Single amino acid changes outside the active site significantly affect activity of glutathione S-transferases.

Glutathione S-transferases (GSTs: E.C. 2.5.1.18) are a multigene family of multifunctional dimeric proteins that play a central role in detoxication. Four allelic forms of the mosquito Anopheles dirus GST, adGST1-1, were cloned, expressed and characterized. The one or two amino acid changes in each allelic form was shown to confer different kinetic properties. Based on an available crystal structure, several of the residue changes were not in the putative substrate-binding pocket. Modeling showed that these insect Delta class GSTs also possess a hydrophobic surface pocket reported for Alpha, Mu and Pi class GSTs. The atom movement after replacement and minimization showed an average atom movement of about 0.1 A for the 0 to 25 A distance from the alpha carbon of the single replaced residue. This does not appear to be a significant movement in a static modeled protein structure. However, 200-500 atoms were involved with movements greater than 0.2 A. Dynamics simulations were performed to study the effects this phenomenon would exert on the accessible conformations. The data show that residues affecting nearby responsive regions of tertiary structure can modulate enzyme specificities, possibly through regulating attainable configurations of the protein.

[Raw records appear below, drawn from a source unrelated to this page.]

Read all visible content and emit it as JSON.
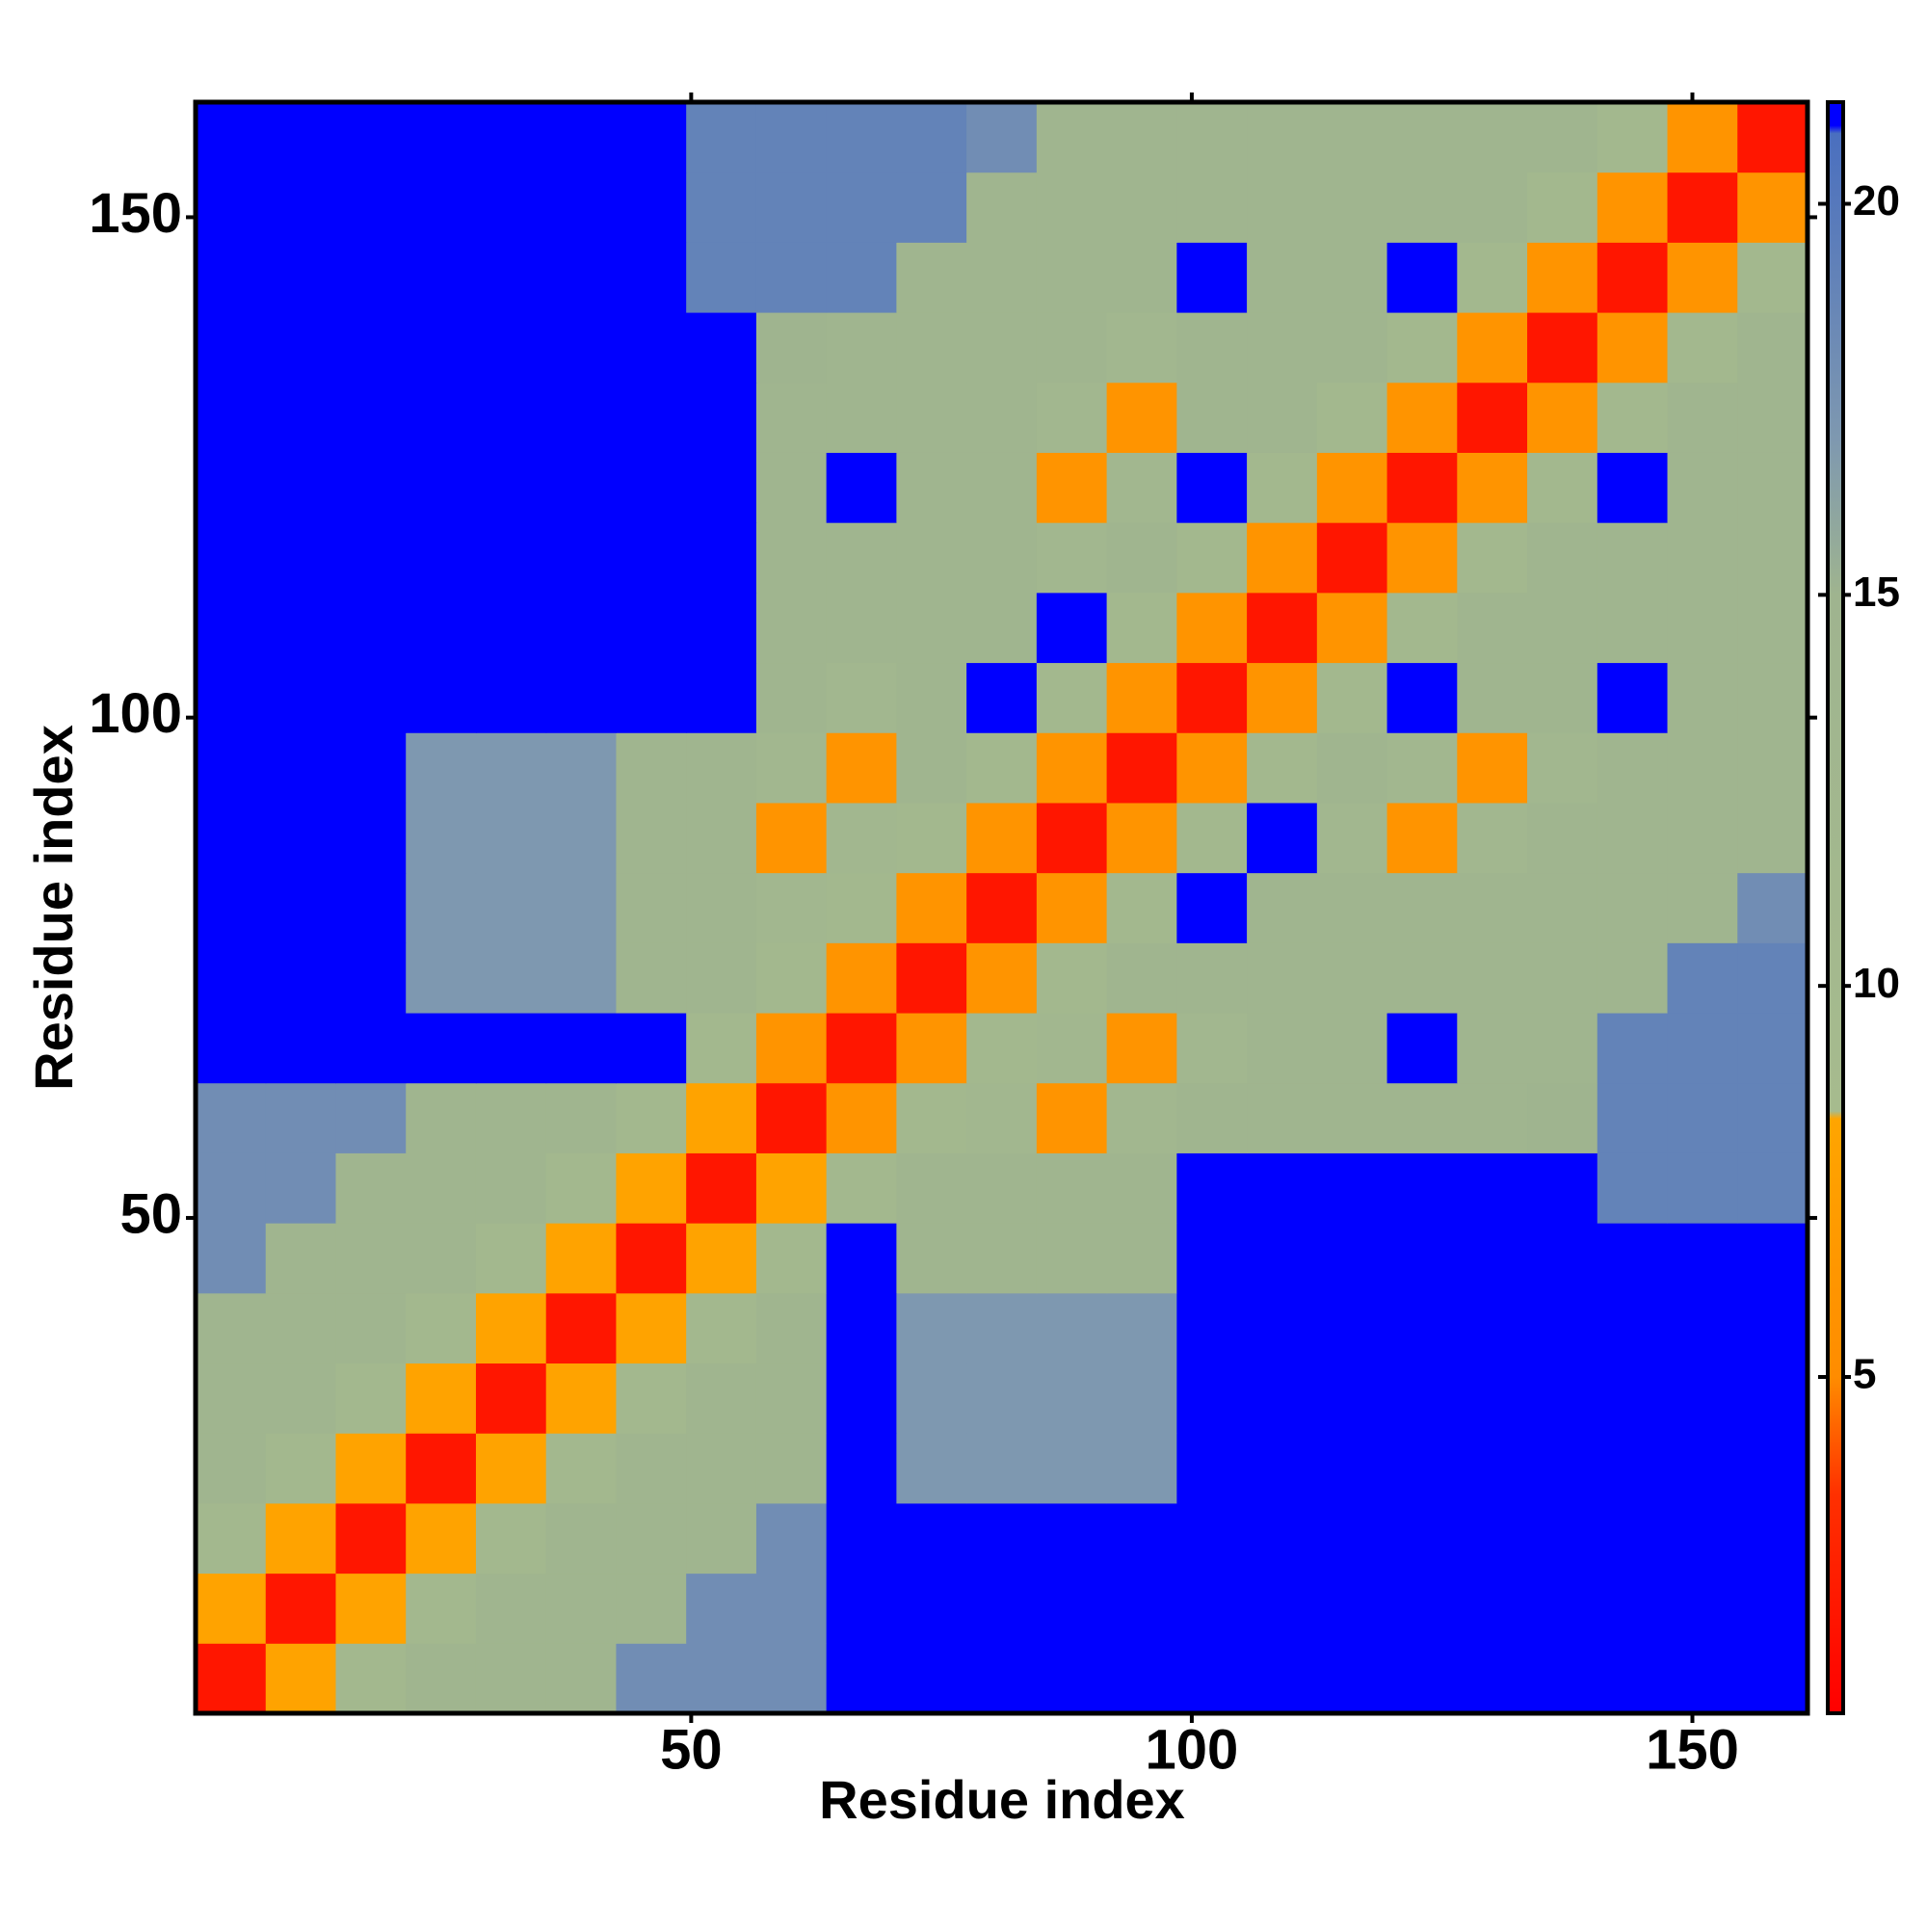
{
  "chart_data": {
    "type": "heatmap",
    "xlabel": "Residue index",
    "ylabel": "Residue index",
    "xlim": [
      0.5,
      161.5
    ],
    "ylim": [
      0.5,
      161.5
    ],
    "xticks": [
      50,
      100,
      150
    ],
    "yticks": [
      50,
      100,
      150
    ],
    "x": [
      4,
      11,
      18,
      25,
      32,
      39,
      46,
      53,
      60,
      67,
      74,
      81,
      88,
      95,
      102,
      109,
      116,
      123,
      130,
      137,
      144,
      151,
      158
    ],
    "y": [
      4,
      11,
      18,
      25,
      32,
      39,
      46,
      53,
      60,
      67,
      74,
      81,
      88,
      95,
      102,
      109,
      116,
      123,
      130,
      137,
      144,
      151,
      158
    ],
    "values": [
      [
        2,
        8,
        11,
        14,
        14,
        14,
        18,
        18,
        18,
        21,
        21,
        21,
        21,
        21,
        21,
        21,
        21,
        21,
        21,
        21,
        21,
        21,
        21
      ],
      [
        8,
        2,
        8,
        11,
        14,
        14,
        14,
        18,
        18,
        21,
        21,
        21,
        21,
        21,
        21,
        21,
        21,
        21,
        21,
        21,
        21,
        21,
        21
      ],
      [
        11,
        8,
        2,
        8,
        11,
        14,
        14,
        14,
        18,
        21,
        21,
        21,
        21,
        21,
        21,
        21,
        21,
        21,
        21,
        21,
        21,
        21,
        21
      ],
      [
        14,
        11,
        8,
        2,
        8,
        11,
        14,
        14,
        14,
        21,
        17,
        17,
        17,
        17,
        21,
        21,
        21,
        21,
        21,
        21,
        21,
        21,
        21
      ],
      [
        14,
        14,
        11,
        8,
        2,
        8,
        11,
        14,
        14,
        21,
        17,
        17,
        17,
        17,
        21,
        21,
        21,
        21,
        21,
        21,
        21,
        21,
        21
      ],
      [
        14,
        14,
        14,
        11,
        8,
        2,
        8,
        11,
        14,
        21,
        17,
        17,
        17,
        17,
        21,
        21,
        21,
        21,
        21,
        21,
        21,
        21,
        21
      ],
      [
        18,
        14,
        14,
        14,
        11,
        8,
        2,
        8,
        11,
        21,
        14,
        14,
        14,
        14,
        21,
        21,
        21,
        21,
        21,
        21,
        21,
        21,
        21
      ],
      [
        18,
        18,
        14,
        14,
        14,
        11,
        8,
        2,
        8,
        11,
        14,
        14,
        14,
        14,
        21,
        21,
        21,
        21,
        21,
        21,
        19,
        19,
        19
      ],
      [
        18,
        18,
        18,
        14,
        14,
        14,
        11,
        8,
        2,
        6,
        11,
        12,
        6,
        12,
        14,
        14,
        14,
        14,
        14,
        15,
        19,
        19,
        19
      ],
      [
        21,
        21,
        21,
        21,
        21,
        21,
        21,
        11,
        6,
        2,
        6,
        11,
        12,
        6,
        12,
        14,
        14,
        21,
        14,
        14,
        19,
        19,
        19
      ],
      [
        21,
        21,
        21,
        17,
        17,
        17,
        14,
        14,
        11,
        6,
        2,
        6,
        11,
        14,
        14,
        14,
        14,
        14,
        14,
        14,
        14,
        19,
        19
      ],
      [
        21,
        21,
        21,
        17,
        17,
        17,
        14,
        14,
        12,
        11,
        6,
        2,
        6,
        11,
        21,
        14,
        14,
        14,
        14,
        14,
        14,
        14,
        18
      ],
      [
        21,
        21,
        21,
        17,
        17,
        17,
        14,
        14,
        6,
        12,
        11,
        6,
        2,
        6,
        11,
        21,
        12,
        6,
        12,
        14,
        14,
        14,
        14
      ],
      [
        21,
        21,
        21,
        17,
        17,
        17,
        14,
        14,
        12,
        6,
        14,
        11,
        6,
        2,
        6,
        11,
        14,
        12,
        6,
        12,
        14,
        14,
        14
      ],
      [
        21,
        21,
        21,
        21,
        21,
        21,
        21,
        21,
        14,
        12,
        14,
        21,
        11,
        6,
        2,
        6,
        11,
        21,
        14,
        14,
        21,
        14,
        14
      ],
      [
        21,
        21,
        21,
        21,
        21,
        21,
        21,
        21,
        14,
        14,
        14,
        14,
        21,
        11,
        6,
        2,
        6,
        11,
        14,
        14,
        14,
        14,
        14
      ],
      [
        21,
        21,
        21,
        21,
        21,
        21,
        21,
        21,
        14,
        14,
        14,
        14,
        12,
        14,
        11,
        6,
        2,
        6,
        11,
        14,
        14,
        14,
        14
      ],
      [
        21,
        21,
        21,
        21,
        21,
        21,
        21,
        21,
        14,
        21,
        14,
        14,
        6,
        12,
        21,
        11,
        6,
        2,
        6,
        11,
        21,
        14,
        14
      ],
      [
        21,
        21,
        21,
        21,
        21,
        21,
        21,
        21,
        14,
        14,
        14,
        14,
        12,
        6,
        14,
        14,
        11,
        6,
        2,
        6,
        11,
        14,
        14
      ],
      [
        21,
        21,
        21,
        21,
        21,
        21,
        21,
        21,
        15,
        14,
        14,
        14,
        14,
        12,
        14,
        14,
        14,
        11,
        6,
        2,
        6,
        11,
        14
      ],
      [
        21,
        21,
        21,
        21,
        21,
        21,
        21,
        19,
        19,
        19,
        14,
        14,
        14,
        14,
        21,
        14,
        14,
        21,
        11,
        6,
        2,
        6,
        11
      ],
      [
        21,
        21,
        21,
        21,
        21,
        21,
        21,
        19,
        19,
        19,
        19,
        14,
        14,
        14,
        14,
        14,
        14,
        14,
        14,
        11,
        6,
        2,
        6
      ],
      [
        21,
        21,
        21,
        21,
        21,
        21,
        21,
        19,
        19,
        19,
        19,
        18,
        14,
        14,
        14,
        14,
        14,
        14,
        14,
        14,
        11,
        6,
        2
      ]
    ],
    "clim": [
      0.7,
      21.3
    ],
    "cticks": [
      5,
      10,
      15,
      20
    ],
    "colorscale": [
      {
        "value": 0.7,
        "color": "#ff0000"
      },
      {
        "value": 3.5,
        "color": "#ff3000"
      },
      {
        "value": 5,
        "color": "#ff8c00"
      },
      {
        "value": 8.3,
        "color": "#ffa500"
      },
      {
        "value": 8.4,
        "color": "#a6bb8e"
      },
      {
        "value": 15,
        "color": "#9fb48f"
      },
      {
        "value": 17,
        "color": "#7e98b0"
      },
      {
        "value": 20.9,
        "color": "#4a6fbf"
      },
      {
        "value": 21,
        "color": "#0000ff"
      },
      {
        "value": 21.3,
        "color": "#0000ff"
      }
    ]
  }
}
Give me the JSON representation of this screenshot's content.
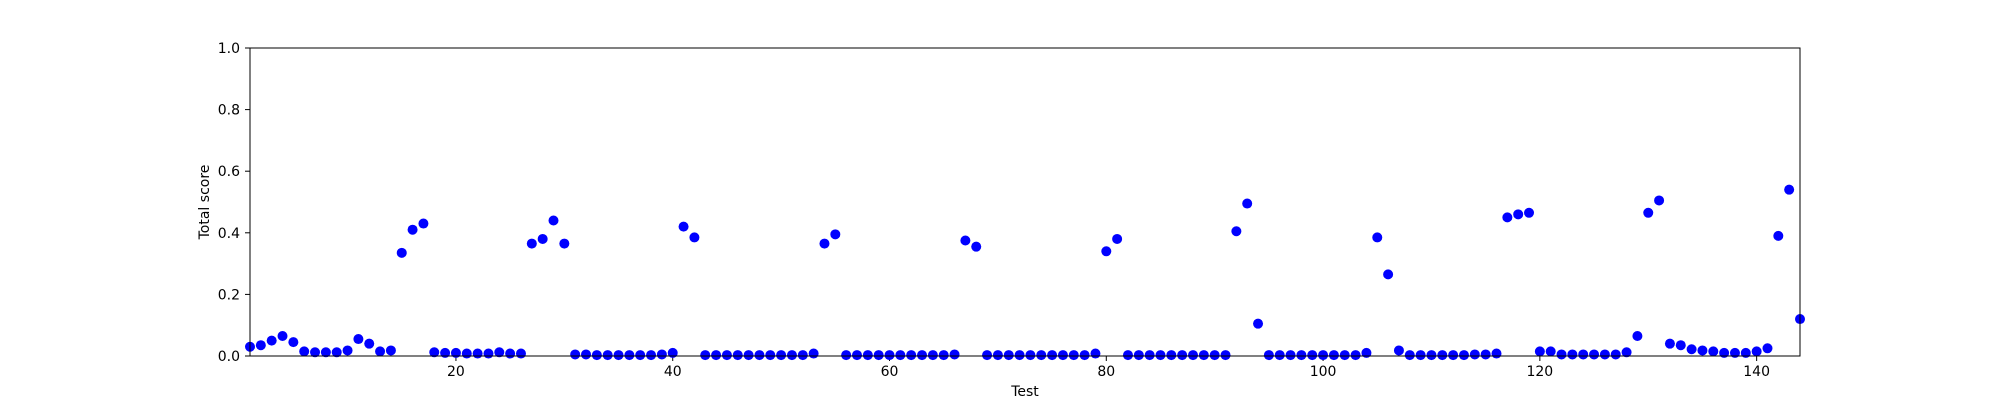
{
  "chart_data": {
    "type": "scatter",
    "title": "",
    "xlabel": "Test",
    "ylabel": "Total score",
    "xlim": [
      1,
      144
    ],
    "ylim": [
      0,
      1.0
    ],
    "grid": false,
    "xticks": [
      20,
      40,
      60,
      80,
      100,
      120,
      140
    ],
    "xtick_labels": [
      "20",
      "40",
      "60",
      "80",
      "100",
      "120",
      "140"
    ],
    "yticks": [
      0.0,
      0.2,
      0.4,
      0.6,
      0.8,
      1.0
    ],
    "ytick_labels": [
      "0.0",
      "0.2",
      "0.4",
      "0.6",
      "0.8",
      "1.0"
    ],
    "marker_color": "#0000ff",
    "series": [
      {
        "x": [
          1,
          2,
          3,
          4,
          5,
          6,
          7,
          8,
          9,
          10,
          11,
          12,
          13,
          14,
          15,
          16,
          17,
          18,
          19,
          20,
          21,
          22,
          23,
          24,
          25,
          26,
          27,
          28,
          29,
          30,
          31,
          32,
          33,
          34,
          35,
          36,
          37,
          38,
          39,
          40,
          41,
          42,
          43,
          44,
          45,
          46,
          47,
          48,
          49,
          50,
          51,
          52,
          53,
          54,
          55,
          56,
          57,
          58,
          59,
          60,
          61,
          62,
          63,
          64,
          65,
          66,
          67,
          68,
          69,
          70,
          71,
          72,
          73,
          74,
          75,
          76,
          77,
          78,
          79,
          80,
          81,
          82,
          83,
          84,
          85,
          86,
          87,
          88,
          89,
          90,
          91,
          92,
          93,
          94,
          95,
          96,
          97,
          98,
          99,
          100,
          101,
          102,
          103,
          104,
          105,
          106,
          107,
          108,
          109,
          110,
          111,
          112,
          113,
          114,
          115,
          116,
          117,
          118,
          119,
          120,
          121,
          122,
          123,
          124,
          125,
          126,
          127,
          128,
          129,
          130,
          131,
          132,
          133,
          134,
          135,
          136,
          137,
          138,
          139,
          140,
          141,
          142,
          143,
          144
        ],
        "y": [
          0.03,
          0.035,
          0.05,
          0.065,
          0.045,
          0.015,
          0.012,
          0.012,
          0.012,
          0.018,
          0.055,
          0.04,
          0.015,
          0.018,
          0.335,
          0.41,
          0.43,
          0.012,
          0.01,
          0.01,
          0.008,
          0.008,
          0.008,
          0.012,
          0.008,
          0.008,
          0.365,
          0.38,
          0.44,
          0.365,
          0.005,
          0.005,
          0.003,
          0.003,
          0.003,
          0.003,
          0.003,
          0.003,
          0.005,
          0.01,
          0.42,
          0.385,
          0.003,
          0.003,
          0.003,
          0.003,
          0.003,
          0.003,
          0.003,
          0.003,
          0.003,
          0.003,
          0.008,
          0.365,
          0.395,
          0.003,
          0.003,
          0.003,
          0.003,
          0.003,
          0.003,
          0.003,
          0.003,
          0.003,
          0.003,
          0.005,
          0.375,
          0.355,
          0.003,
          0.003,
          0.003,
          0.003,
          0.003,
          0.003,
          0.003,
          0.003,
          0.003,
          0.003,
          0.008,
          0.34,
          0.38,
          0.003,
          0.003,
          0.003,
          0.003,
          0.003,
          0.003,
          0.003,
          0.003,
          0.003,
          0.003,
          0.405,
          0.495,
          0.105,
          0.003,
          0.003,
          0.003,
          0.003,
          0.003,
          0.003,
          0.003,
          0.003,
          0.003,
          0.01,
          0.385,
          0.265,
          0.018,
          0.003,
          0.003,
          0.003,
          0.003,
          0.003,
          0.003,
          0.005,
          0.005,
          0.008,
          0.45,
          0.46,
          0.465,
          0.015,
          0.015,
          0.005,
          0.005,
          0.005,
          0.005,
          0.005,
          0.005,
          0.012,
          0.065,
          0.465,
          0.505,
          0.04,
          0.035,
          0.022,
          0.018,
          0.015,
          0.01,
          0.01,
          0.01,
          0.015,
          0.025,
          0.39,
          0.54,
          0.12
        ]
      }
    ]
  }
}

Genomic organization and putative promoters of highly conserved glutathione S-transferases originating by alternative splicing in Anopheles dirus.

The genomic DNA of a GST class I alternative splicing gene has been characterized from Anopheles dirus, a Thai malaria vector. This gene organization is highly conserved in An. dirus and Anopheles gambiae (aggst1alpha), with >80% nucleotide identity in the coding region. Their gene organization contains six exons for four mature GST transcripts, which share exon 1 and exon 2 but vary between four different exon 3 sequences (exon 3A-3D). The deduced amino acid sequence of the GST transcripts from these two genes also shows very high conservation, with 85-93% identity for each orthologous gene. Two putative promoters and possible regulatory elements were predicted by a combination of the TSSW and MatInspector programs. The Ad214 promoter is proposed to be involved in developmental stage regulation. The Ad2112 promoter would appear to respond to intra- or extracellular stimuli. These two Anopheline species appear to have diverged in the distant past based on gene neighbors and phylogenetic data, yet these GST genes are still conserved. Therefore it is highly probable that this GST gene organization has one or more important roles.